What are the advantages of running a model with TensorRT Inference Server compared to running directly using the model’s framework API?¶
When using TensorRT Inference Server the inference result will be the same as when using the model’s framework directly. However, with the inference server we get benefits like concurrent model execution (the ability to run multiple models at the same time on the same GPU) and dynamic batching to get better throughput. We can also replace or upgrade models while the inference server and client application are running. Another benefit is that the inference server can be deployed as a Docker container, anywhere – on premises and on public clouds. TensorRT Inference Server also supports several frameworks such as TensorRT, TensorFlow, PyTorch, and ONNX on both GPUs and CPUs leading to a streamlined deployment.
Can TensorRT Inference Server run on systems that don’t have GPUs?¶
Can TensorRT Inference Server be used in non-Docker environments?¶
Yes. TensorRT Inference Server has a CMake build that allows the inference server to be built from source making it more portable to non-Docker environments. For more details, see Building the Server with CMake. After building you can then run the inference server outside of Docker as described in Running The Inference Server Without Docker.
How would you use TensorRT Inference Server within the AWS environment?¶
In an AWS environment, the TensorRT Inference Server docker container can run on CPU-only instances or GPU compute instances. The inference server can run directly on the compute instance or inside Elastic Kubernetes Service (EKS). In addition, other AWS services such as Elastic Load Balancer (ELB) can be used for load balancing traffic among multiple inference server instances. Elastic Block Store (EBS) or S3 can be used for storing deep-learning models loaded by the inference server.
How do I measure the performance of my model running in the TensorRT Inference Server?¶
A client application, perf_client, allows you to measure the performance of an individual model using a synthetic load. The perf_client application is designed to show you the tradeoff of latency vs. throughput.

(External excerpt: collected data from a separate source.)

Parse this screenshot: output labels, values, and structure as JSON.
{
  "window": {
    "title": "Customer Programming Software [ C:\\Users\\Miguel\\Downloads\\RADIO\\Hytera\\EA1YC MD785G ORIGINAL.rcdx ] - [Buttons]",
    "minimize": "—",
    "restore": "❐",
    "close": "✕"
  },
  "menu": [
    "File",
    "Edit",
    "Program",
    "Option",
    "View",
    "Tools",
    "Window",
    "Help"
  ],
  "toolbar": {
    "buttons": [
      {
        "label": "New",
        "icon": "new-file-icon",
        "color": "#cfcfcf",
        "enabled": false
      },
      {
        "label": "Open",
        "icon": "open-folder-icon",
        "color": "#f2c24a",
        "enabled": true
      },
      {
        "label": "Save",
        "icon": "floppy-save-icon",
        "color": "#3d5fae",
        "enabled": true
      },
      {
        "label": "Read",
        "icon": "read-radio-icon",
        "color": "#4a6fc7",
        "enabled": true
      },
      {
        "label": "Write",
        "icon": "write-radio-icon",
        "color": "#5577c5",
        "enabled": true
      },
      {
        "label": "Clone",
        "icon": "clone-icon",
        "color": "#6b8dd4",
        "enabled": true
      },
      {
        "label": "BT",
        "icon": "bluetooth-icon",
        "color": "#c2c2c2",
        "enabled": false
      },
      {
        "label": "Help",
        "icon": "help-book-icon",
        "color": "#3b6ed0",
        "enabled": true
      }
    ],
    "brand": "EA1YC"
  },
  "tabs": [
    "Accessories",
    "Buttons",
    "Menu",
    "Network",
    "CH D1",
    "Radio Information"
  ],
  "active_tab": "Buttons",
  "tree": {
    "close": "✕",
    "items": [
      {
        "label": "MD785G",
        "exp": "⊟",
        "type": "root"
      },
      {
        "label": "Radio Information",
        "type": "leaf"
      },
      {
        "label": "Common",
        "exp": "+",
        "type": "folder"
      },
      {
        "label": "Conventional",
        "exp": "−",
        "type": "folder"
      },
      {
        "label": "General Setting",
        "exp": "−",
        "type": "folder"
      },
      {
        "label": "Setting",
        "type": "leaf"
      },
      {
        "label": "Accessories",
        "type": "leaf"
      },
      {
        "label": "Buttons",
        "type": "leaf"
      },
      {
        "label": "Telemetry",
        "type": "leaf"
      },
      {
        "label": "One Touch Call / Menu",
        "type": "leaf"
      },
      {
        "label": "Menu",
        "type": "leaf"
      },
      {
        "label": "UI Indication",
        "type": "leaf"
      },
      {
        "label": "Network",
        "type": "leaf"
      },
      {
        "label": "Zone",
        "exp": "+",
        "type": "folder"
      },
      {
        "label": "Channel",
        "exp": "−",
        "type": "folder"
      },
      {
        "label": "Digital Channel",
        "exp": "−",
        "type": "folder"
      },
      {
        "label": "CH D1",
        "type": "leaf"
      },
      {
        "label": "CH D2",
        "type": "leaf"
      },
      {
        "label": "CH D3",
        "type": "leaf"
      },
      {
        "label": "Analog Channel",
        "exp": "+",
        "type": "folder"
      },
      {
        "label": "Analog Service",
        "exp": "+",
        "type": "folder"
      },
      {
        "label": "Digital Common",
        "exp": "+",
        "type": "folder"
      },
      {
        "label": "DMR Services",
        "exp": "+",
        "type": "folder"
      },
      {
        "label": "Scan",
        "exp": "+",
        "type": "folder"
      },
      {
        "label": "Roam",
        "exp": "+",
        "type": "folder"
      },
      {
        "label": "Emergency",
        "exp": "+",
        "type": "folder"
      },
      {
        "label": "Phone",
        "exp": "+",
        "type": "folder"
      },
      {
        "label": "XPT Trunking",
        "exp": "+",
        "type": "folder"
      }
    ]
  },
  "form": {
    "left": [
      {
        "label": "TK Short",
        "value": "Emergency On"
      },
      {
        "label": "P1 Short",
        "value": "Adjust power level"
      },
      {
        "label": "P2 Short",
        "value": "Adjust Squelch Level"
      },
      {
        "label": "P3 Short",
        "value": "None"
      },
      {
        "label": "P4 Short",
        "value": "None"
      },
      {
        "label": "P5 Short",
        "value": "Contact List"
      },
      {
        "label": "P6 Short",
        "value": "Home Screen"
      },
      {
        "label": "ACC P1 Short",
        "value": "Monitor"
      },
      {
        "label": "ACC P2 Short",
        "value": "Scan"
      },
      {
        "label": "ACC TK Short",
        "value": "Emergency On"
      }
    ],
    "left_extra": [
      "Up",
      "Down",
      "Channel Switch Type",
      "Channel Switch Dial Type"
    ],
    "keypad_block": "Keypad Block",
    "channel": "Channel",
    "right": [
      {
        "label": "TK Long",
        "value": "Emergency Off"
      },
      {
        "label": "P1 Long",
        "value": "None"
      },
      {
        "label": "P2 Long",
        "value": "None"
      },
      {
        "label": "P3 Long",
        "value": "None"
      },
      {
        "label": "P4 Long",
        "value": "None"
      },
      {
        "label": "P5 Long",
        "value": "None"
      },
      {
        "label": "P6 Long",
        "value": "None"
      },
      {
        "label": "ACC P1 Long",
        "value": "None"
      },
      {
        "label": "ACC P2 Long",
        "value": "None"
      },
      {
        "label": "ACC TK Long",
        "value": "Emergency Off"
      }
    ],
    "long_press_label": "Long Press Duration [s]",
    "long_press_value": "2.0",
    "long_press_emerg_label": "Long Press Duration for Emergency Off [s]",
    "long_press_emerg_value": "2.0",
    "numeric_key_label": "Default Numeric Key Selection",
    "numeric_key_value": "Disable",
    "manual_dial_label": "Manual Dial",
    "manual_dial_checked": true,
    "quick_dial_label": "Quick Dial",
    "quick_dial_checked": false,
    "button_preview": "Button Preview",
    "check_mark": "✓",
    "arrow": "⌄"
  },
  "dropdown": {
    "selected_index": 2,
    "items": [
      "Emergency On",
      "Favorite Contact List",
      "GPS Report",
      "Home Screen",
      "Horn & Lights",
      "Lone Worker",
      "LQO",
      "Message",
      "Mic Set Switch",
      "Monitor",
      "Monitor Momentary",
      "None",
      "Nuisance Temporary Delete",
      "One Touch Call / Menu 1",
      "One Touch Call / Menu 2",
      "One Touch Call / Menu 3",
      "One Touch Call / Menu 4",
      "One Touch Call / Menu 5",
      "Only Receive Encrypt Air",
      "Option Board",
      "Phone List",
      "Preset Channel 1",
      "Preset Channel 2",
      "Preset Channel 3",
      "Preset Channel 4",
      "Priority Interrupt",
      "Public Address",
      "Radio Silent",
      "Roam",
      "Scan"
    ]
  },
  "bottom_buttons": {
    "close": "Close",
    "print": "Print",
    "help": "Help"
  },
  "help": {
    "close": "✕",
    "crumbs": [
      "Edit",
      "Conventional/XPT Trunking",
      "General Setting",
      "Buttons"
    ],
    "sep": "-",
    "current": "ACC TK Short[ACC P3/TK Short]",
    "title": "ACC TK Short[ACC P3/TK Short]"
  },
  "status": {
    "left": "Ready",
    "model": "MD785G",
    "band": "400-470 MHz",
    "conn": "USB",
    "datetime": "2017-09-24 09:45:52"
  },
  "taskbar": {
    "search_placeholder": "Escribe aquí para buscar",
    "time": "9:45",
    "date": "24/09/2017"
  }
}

How can I fully utilize the GPU with TensorRT Inference Server?¶
TensorRT Inference Server has several features designed to increase GPU utilization:
The inference server can simultaneous perform inference for multiple models (using either the same or different frameworks) using the same GPU.
The inference server can increase inference throughput by using multiple instances of the same model to handle multiple simultaneous inferences requests to that model. The inference server chooses reasonable defaults but you can also control the exact level of concurrency on a model-by-model basis.

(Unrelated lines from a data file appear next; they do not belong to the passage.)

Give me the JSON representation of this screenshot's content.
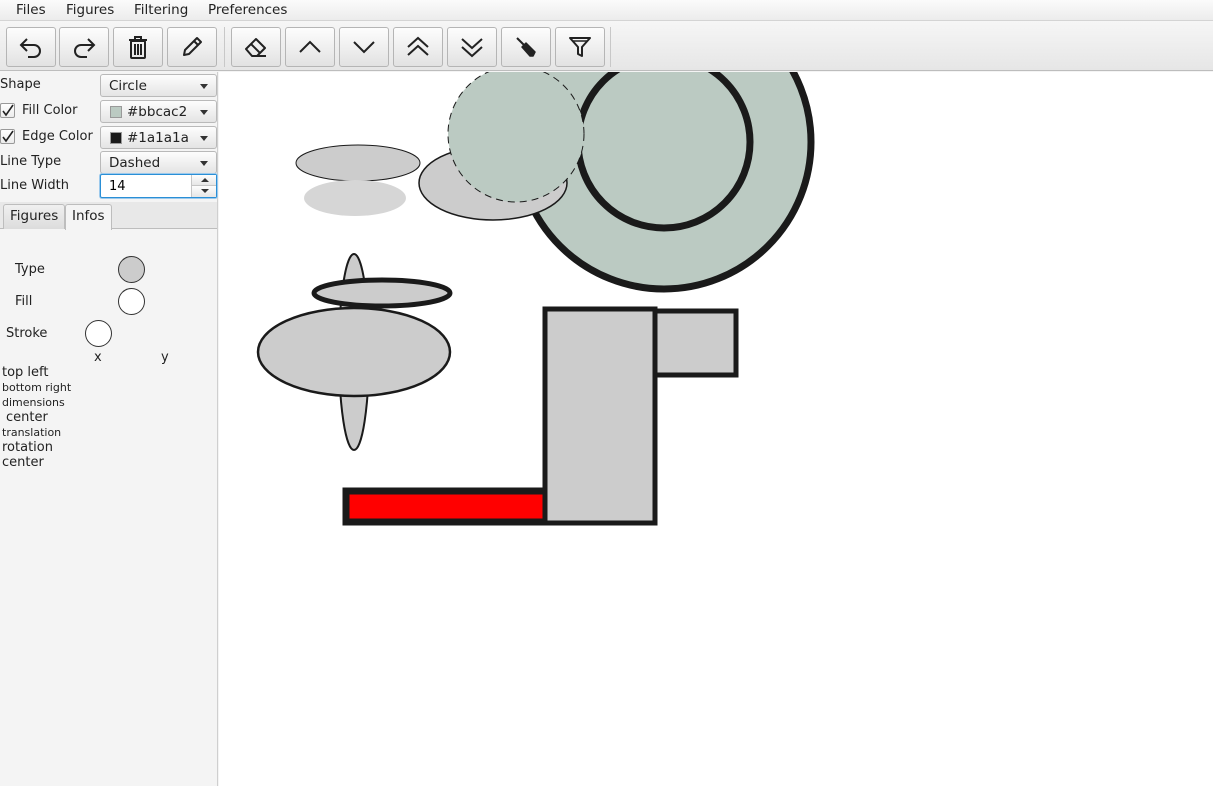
{
  "menu": {
    "files": "Files",
    "figures": "Figures",
    "filtering": "Filtering",
    "preferences": "Preferences"
  },
  "toolbar": {
    "buttons": [
      {
        "name": "undo",
        "icon": "undo-icon"
      },
      {
        "name": "redo",
        "icon": "redo-icon"
      },
      {
        "name": "delete",
        "icon": "trash-icon"
      },
      {
        "name": "edit",
        "icon": "pencil-icon"
      },
      {
        "name": "erase",
        "icon": "eraser-icon"
      },
      {
        "name": "move-up",
        "icon": "chevron-up-icon"
      },
      {
        "name": "move-down",
        "icon": "chevron-down-icon"
      },
      {
        "name": "move-top",
        "icon": "double-chevron-up-icon"
      },
      {
        "name": "move-bottom",
        "icon": "double-chevron-down-icon"
      },
      {
        "name": "pick-color",
        "icon": "eyedropper-icon"
      },
      {
        "name": "filter",
        "icon": "filter-icon"
      }
    ]
  },
  "properties": {
    "shape_label": "Shape",
    "shape_value": "Circle",
    "fill_label": "Fill Color",
    "fill_checked": true,
    "fill_value": "#bbcac2",
    "edge_label": "Edge Color",
    "edge_checked": true,
    "edge_value": "#1a1a1a",
    "linetype_label": "Line Type",
    "linetype_value": "Dashed",
    "linewidth_label": "Line Width",
    "linewidth_value": "14"
  },
  "tabs": {
    "figures": "Figures",
    "infos": "Infos",
    "active": "infos"
  },
  "infos": {
    "type_label": "Type",
    "fill_label": "Fill",
    "stroke_label": "Stroke",
    "x_label": "x",
    "y_label": "y",
    "top_left": "top left",
    "bottom_right": "bottom right",
    "dimensions": "dimensions",
    "center": "center",
    "translation": "translation",
    "rotation": "rotation",
    "rotation_center": "center"
  },
  "colors": {
    "fill_swatch": "#bbcac2",
    "edge_swatch": "#1a1a1a",
    "shape_gray": "#cccccc",
    "shape_light_gray": "#d6d6d6",
    "highlight_red": "#ff0000",
    "focus_blue": "#2a8fd6"
  }
}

The inference server can batch together multiple inference requests into a single inference execution. Typically, batching inference requests leads to much higher thoughput with only a relatively small increase in latency.

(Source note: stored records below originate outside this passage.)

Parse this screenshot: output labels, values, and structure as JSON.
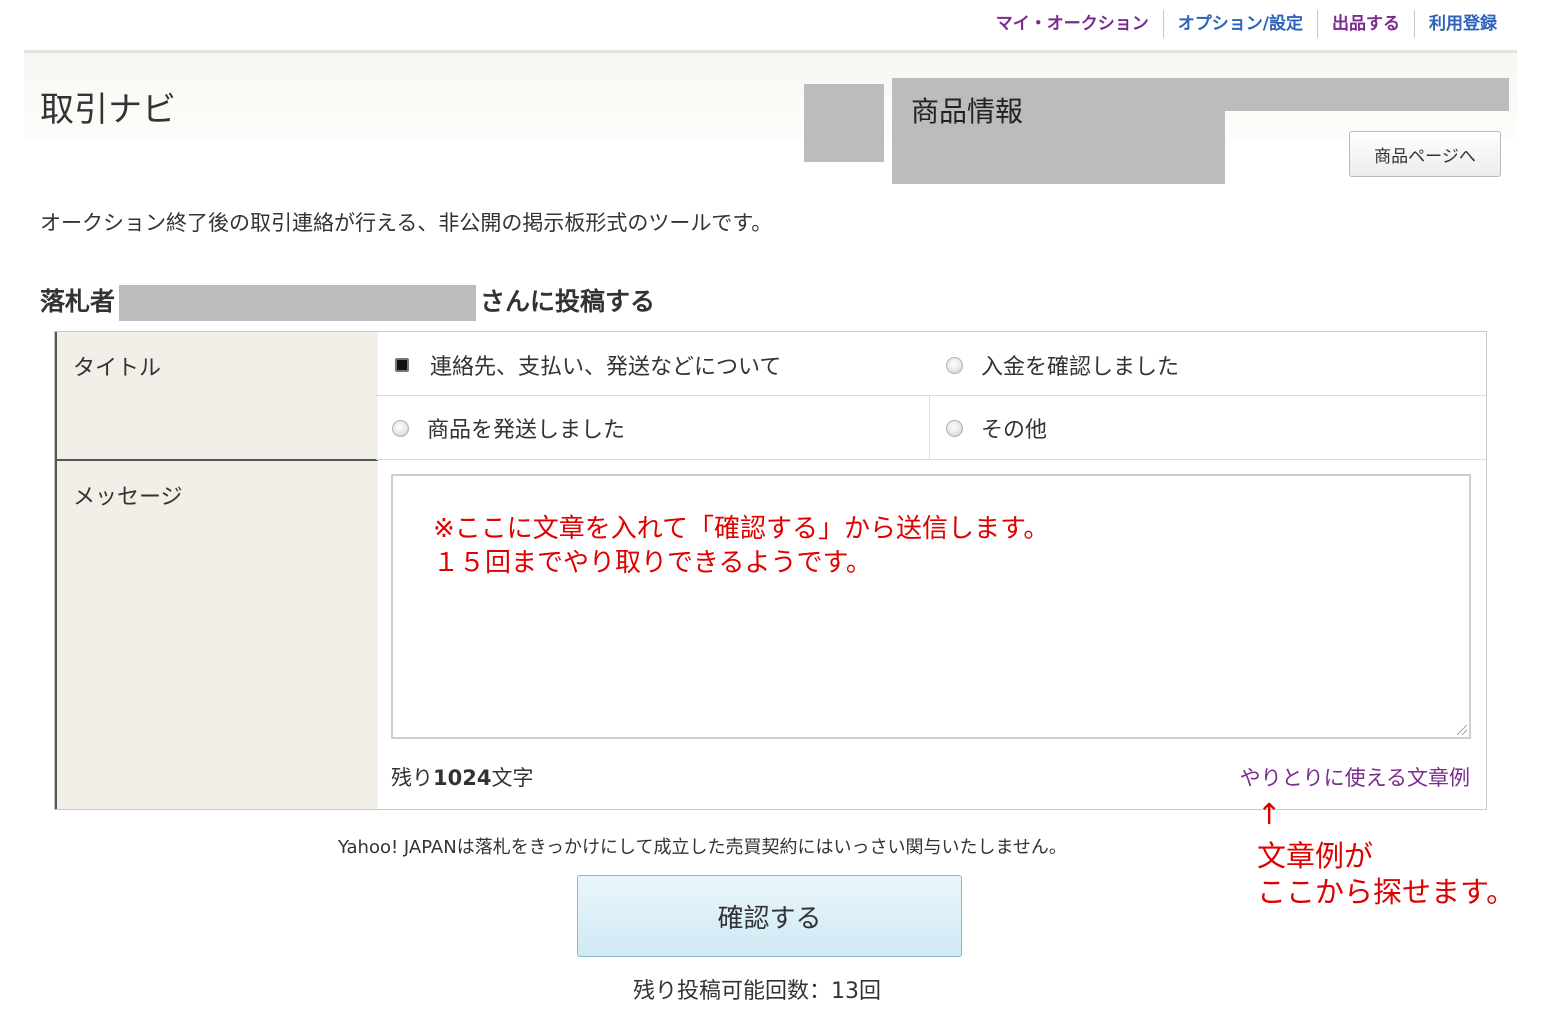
{
  "topnav": {
    "my_auction": "マイ・オークション",
    "options": "オプション/設定",
    "sell": "出品する",
    "register": "利用登録"
  },
  "header": {
    "title": "取引ナビ",
    "item_info": "商品情報",
    "item_page_button": "商品ページへ"
  },
  "description": "オークション終了後の取引連絡が行える、非公開の掲示板形式のツールです。",
  "post_heading": {
    "prefix": "落札者",
    "suffix": "さんに投稿する"
  },
  "form": {
    "title_label": "タイトル",
    "message_label": "メッセージ",
    "options": [
      {
        "label": "連絡先、支払い、発送などについて",
        "selected": true
      },
      {
        "label": "入金を確認しました",
        "selected": false
      },
      {
        "label": "商品を発送しました",
        "selected": false
      },
      {
        "label": "その他",
        "selected": false
      }
    ],
    "message_lines": [
      "※ここに文章を入れて「確認する」から送信します。",
      "１５回までやり取りできるようです。"
    ],
    "remaining_prefix": "残り",
    "remaining_count": "1024",
    "remaining_suffix": "文字",
    "example_link": "やりとりに使える文章例"
  },
  "disclaimer": "Yahoo! JAPANは落札をきっかけにして成立した売買契約にはいっさい関与いたしません。",
  "confirm_button": "確認する",
  "post_count": "残り投稿可能回数：13回",
  "annotation": {
    "arrow": "↑",
    "line1": "文章例が",
    "line2": "ここから探せます。"
  },
  "colors": {
    "link_purple": "#7a2b8e",
    "link_blue": "#2d63b8",
    "annotation_red": "#e00000",
    "label_bg": "#f1efe8"
  }
}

As a general rule, batching is the most beneficial way to increase GPU utilization. So you should alway try enabling the dynamic batcher with your models. Using multiple instances of a model can also provide some benefit but is typically most useful for models that have small compute requirements. Most models will benefit from using two instances but more than that is often not useful.
If I have a server with multiple GPUs should I use one TensorRT Inference Server to manage all GPUs or should I use multiple inference servers, one for each GPU?¶
TensorRT Inference Server will take advantage of all GPUs on the server that it has access to. You can limit the GPUs available to the inference server by using the CUDA_VISIBLE_DEVICES environment variable (or with Docker you can also use NVIDIA_VISIBLE_DEVICES when launching the container). When using multiple GPUs, the inference server will distribute inference request across the GPUs to keep them all equally utilized. You can also control more explicitly which models are running on which GPUs.
In some deployment and orchestration environments (for example, Kubernetes) it may be more desirable to partition a single multi-GPU server into multiple nodes, each with one GPU. In this case the orchestration environment will run a different inference server for each GPU and an load balancer will be used to divide inference requests across the available inference server instances.